Beneficiaries often don’t discover network gaps until they need care. A patient discharged from a hospital who requires skilled nursing at home may find that the agency they used previously no longer accepts their plan, and that the plans in-network options have waiting lists or don’t serve their zip code. That gap between the marketed benefit and the delivered benefit is where patient harm occurs – quietly, without public accounting.
The Regional Consolidation Pressure
Agency exits from Medicare Advantage contracts are accelerating another trend already underway: consolidation. When a regional operator concludes that the Medicare Advantage book of business is not worth maintaining, it faces a strategic choice – convert to a traditional Medicare-only model, sell to a larger operator that has better contract terms, or close. All three outcomes reduce the number of independent regional agencies in the market.
Larger operators – national chains, private equity-backed platforms – are acquiring regional agencies in part because they can renegotiate the Medicare Advantage contracts that defeated the smaller operator. Scale changes the leverage equation. A chain operating in twenty markets can credibly threaten network withdrawal in a way a two-county regional shop cannot. This dynamic is similar to what is playing out in other healthcare specialties, including regional dermatology practices being acquired by private equity groups – the independent operator becomes unviable, and the asset gets absorbed.

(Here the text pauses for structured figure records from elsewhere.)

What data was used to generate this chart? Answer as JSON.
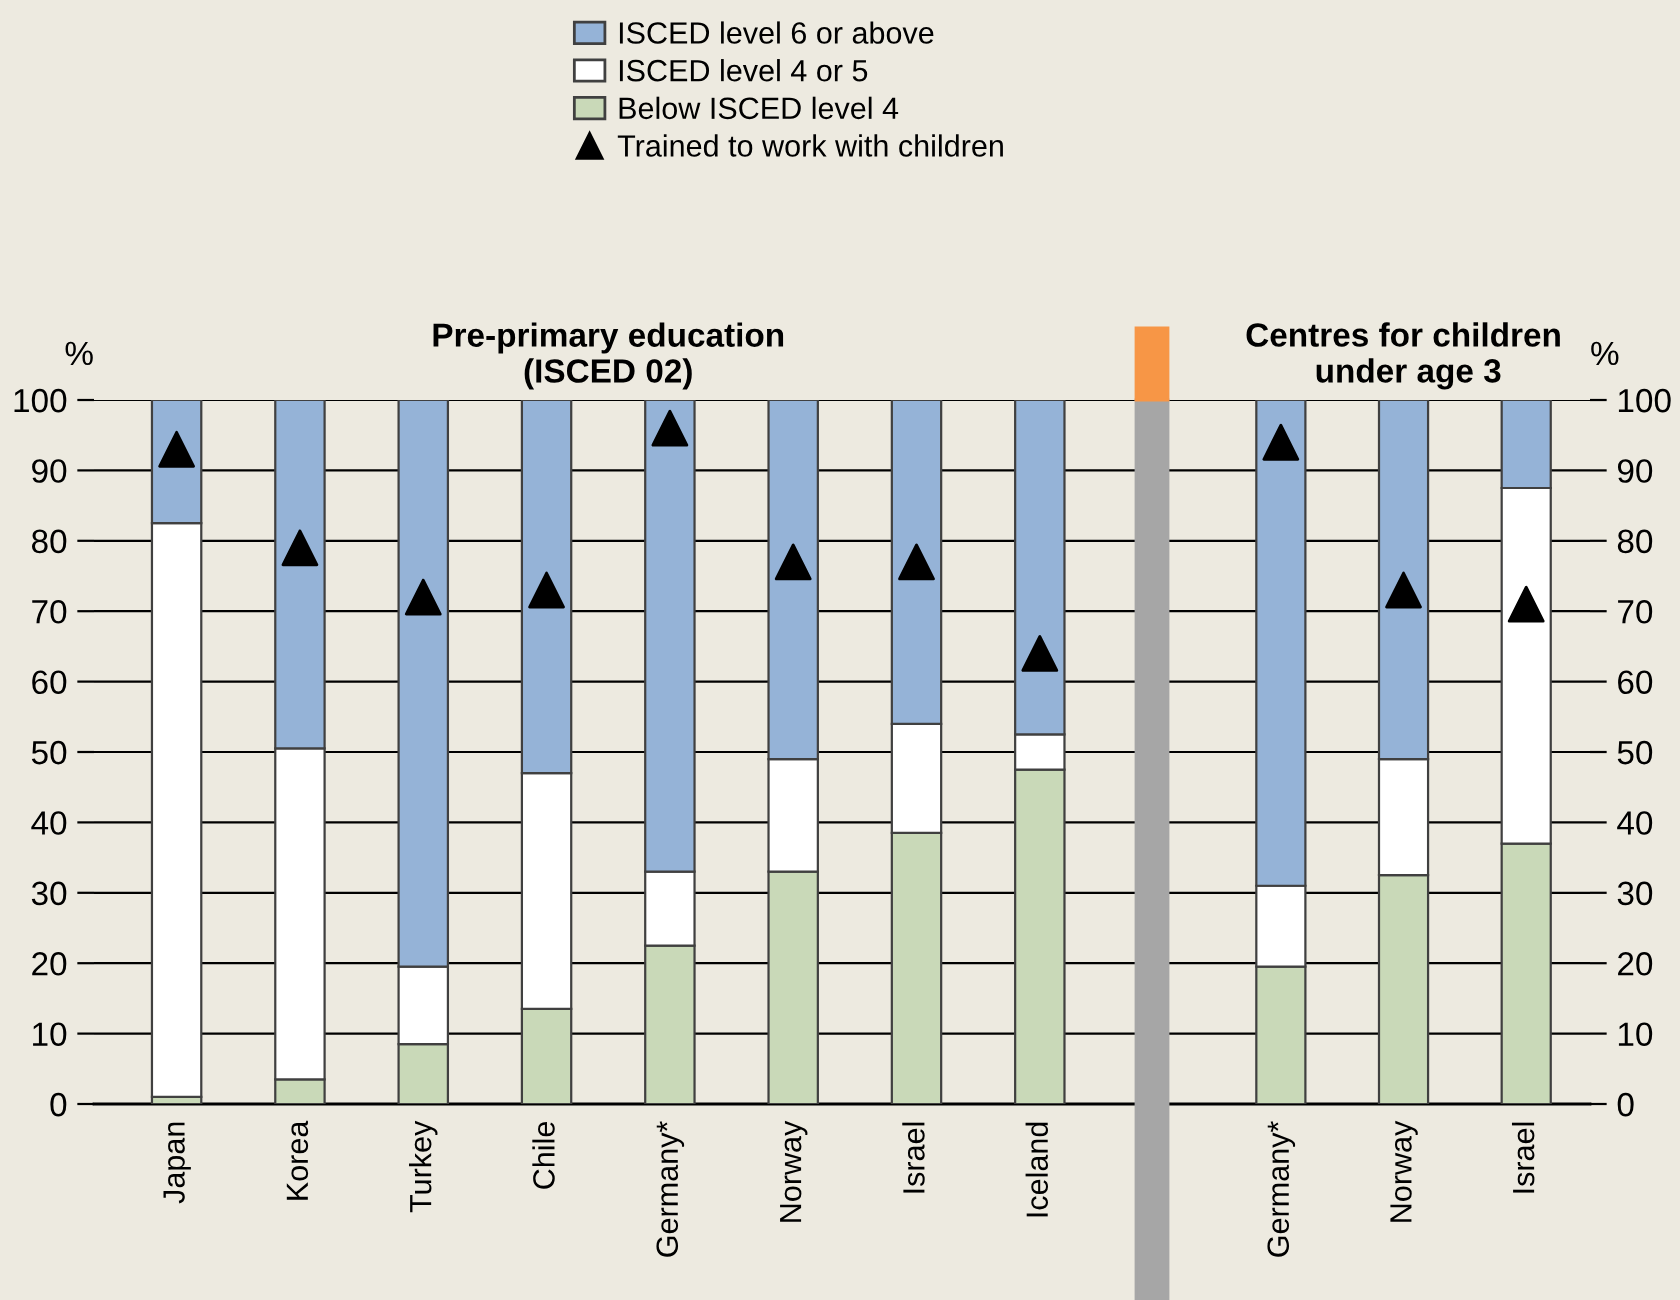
{
  "chart_data": [
    {
      "type": "bar",
      "title": "Pre-primary education\n(ISCED 02)",
      "ylabel": "%",
      "stacked": true,
      "categories": [
        "Japan",
        "Korea",
        "Turkey",
        "Chile",
        "Germany*",
        "Norway",
        "Israel",
        "Iceland"
      ],
      "series": [
        {
          "name": "Below ISCED level 4",
          "color": "#c9d9b8",
          "values": [
            1,
            3.5,
            8.5,
            13.5,
            22.5,
            33,
            38.5,
            47.5
          ]
        },
        {
          "name": "ISCED level 4 or 5",
          "color": "#ffffff",
          "values": [
            81.5,
            47,
            11,
            33.5,
            10.5,
            16,
            15.5,
            5
          ]
        },
        {
          "name": "ISCED level 6 or above",
          "color": "#95b3d7",
          "values": [
            17.5,
            49.5,
            80.5,
            53,
            67,
            51,
            46,
            47.5
          ]
        },
        {
          "name": "Trained to work with children",
          "type": "scatter",
          "color": "#000000",
          "values": [
            93,
            79,
            72,
            73,
            96,
            77,
            77,
            64
          ]
        }
      ],
      "ylim": [
        0,
        100
      ],
      "yticks": [
        0,
        10,
        20,
        30,
        40,
        50,
        60,
        70,
        80,
        90,
        100
      ],
      "grid": "y",
      "legend": "top",
      "marker": "triangle",
      "tick_labels": "y"
    },
    {
      "type": "bar",
      "title": "Centres for children\n under age 3",
      "ylabel": "%",
      "stacked": true,
      "categories": [
        "Germany*",
        "Norway",
        "Israel"
      ],
      "series": [
        {
          "color": "#c9d9b8",
          "values": [
            19.5,
            32.5,
            37
          ]
        },
        {
          "color": "#ffffff",
          "values": [
            11.5,
            16.5,
            50.5
          ]
        },
        {
          "color": "#95b3d7",
          "values": [
            69,
            51,
            12.5
          ]
        },
        {
          "type": "scatter",
          "color": "#000000",
          "values": [
            94,
            73,
            71
          ]
        }
      ],
      "ylim": [
        0,
        100
      ],
      "yticks": [
        0,
        10,
        20,
        30,
        40,
        50,
        60,
        70,
        80,
        90,
        100
      ],
      "grid": "y",
      "marker": "triangle",
      "tick_labels": "y"
    }
  ]
}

What gets lost in consolidation is harder to quantify than what gets gained. Regional agencies often have deep relationships with local hospital discharge planners, familiarity with specific patient populations, and staff continuity that produces better outcomes. A national operator running a standardized care model across hundreds of locations may hold better contracts but deliver a different – and not necessarily better – product. Whether that trade-off serves patients or just the balance sheet is a question the industry has not resolved, and regulators have not yet been forced to answer.

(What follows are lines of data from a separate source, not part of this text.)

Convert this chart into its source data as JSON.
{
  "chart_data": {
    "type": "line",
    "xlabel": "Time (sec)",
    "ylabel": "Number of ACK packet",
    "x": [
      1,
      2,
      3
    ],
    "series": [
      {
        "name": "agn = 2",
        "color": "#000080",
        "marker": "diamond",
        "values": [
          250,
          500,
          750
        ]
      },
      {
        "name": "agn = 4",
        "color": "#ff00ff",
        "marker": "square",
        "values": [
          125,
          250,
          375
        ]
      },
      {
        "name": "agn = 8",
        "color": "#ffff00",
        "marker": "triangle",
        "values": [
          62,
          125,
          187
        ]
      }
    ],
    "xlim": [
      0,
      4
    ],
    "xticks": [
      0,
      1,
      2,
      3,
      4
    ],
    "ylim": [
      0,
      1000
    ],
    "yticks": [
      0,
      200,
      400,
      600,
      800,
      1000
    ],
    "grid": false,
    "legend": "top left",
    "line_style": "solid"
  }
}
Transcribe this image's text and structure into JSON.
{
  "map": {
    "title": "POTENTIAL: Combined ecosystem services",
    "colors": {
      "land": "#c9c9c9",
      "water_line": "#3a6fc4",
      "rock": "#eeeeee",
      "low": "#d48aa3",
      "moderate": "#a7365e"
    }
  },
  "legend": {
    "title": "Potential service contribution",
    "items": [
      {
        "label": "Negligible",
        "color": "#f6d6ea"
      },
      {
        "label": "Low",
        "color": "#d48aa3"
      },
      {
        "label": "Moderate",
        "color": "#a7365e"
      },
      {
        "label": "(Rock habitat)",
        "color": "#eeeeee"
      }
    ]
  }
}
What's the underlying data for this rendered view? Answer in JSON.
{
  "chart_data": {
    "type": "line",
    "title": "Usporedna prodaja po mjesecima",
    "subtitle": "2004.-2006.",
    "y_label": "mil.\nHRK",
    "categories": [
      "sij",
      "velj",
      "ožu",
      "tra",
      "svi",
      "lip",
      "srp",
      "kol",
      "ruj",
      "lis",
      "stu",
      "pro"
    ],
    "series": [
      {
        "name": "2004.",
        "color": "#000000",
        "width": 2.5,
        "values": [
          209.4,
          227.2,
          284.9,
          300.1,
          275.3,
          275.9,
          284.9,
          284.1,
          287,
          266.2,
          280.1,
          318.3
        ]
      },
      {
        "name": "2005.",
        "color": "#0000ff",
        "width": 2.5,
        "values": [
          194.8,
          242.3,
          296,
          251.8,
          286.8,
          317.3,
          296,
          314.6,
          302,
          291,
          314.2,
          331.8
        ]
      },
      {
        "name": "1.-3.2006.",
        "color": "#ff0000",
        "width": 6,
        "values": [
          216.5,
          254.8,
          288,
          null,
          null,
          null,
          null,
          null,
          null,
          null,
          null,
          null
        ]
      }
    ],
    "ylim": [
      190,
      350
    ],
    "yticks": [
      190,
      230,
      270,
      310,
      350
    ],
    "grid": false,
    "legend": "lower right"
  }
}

For Medicare Advantage plans, the wave of regional exits creates a network problem they cannot solve purely through rate adjustments. The agencies that are leaving are not bluffing for better terms – many of them are genuinely done. And in markets where only one or two regional operators existed, replacing them means either attracting new entrants who face the same cost pressures, or contracting with large national providers whose terms are far less favorable to the plan. The plans built their growth story on the assumption that providers would absorb the friction. Some of them are no longer willing to.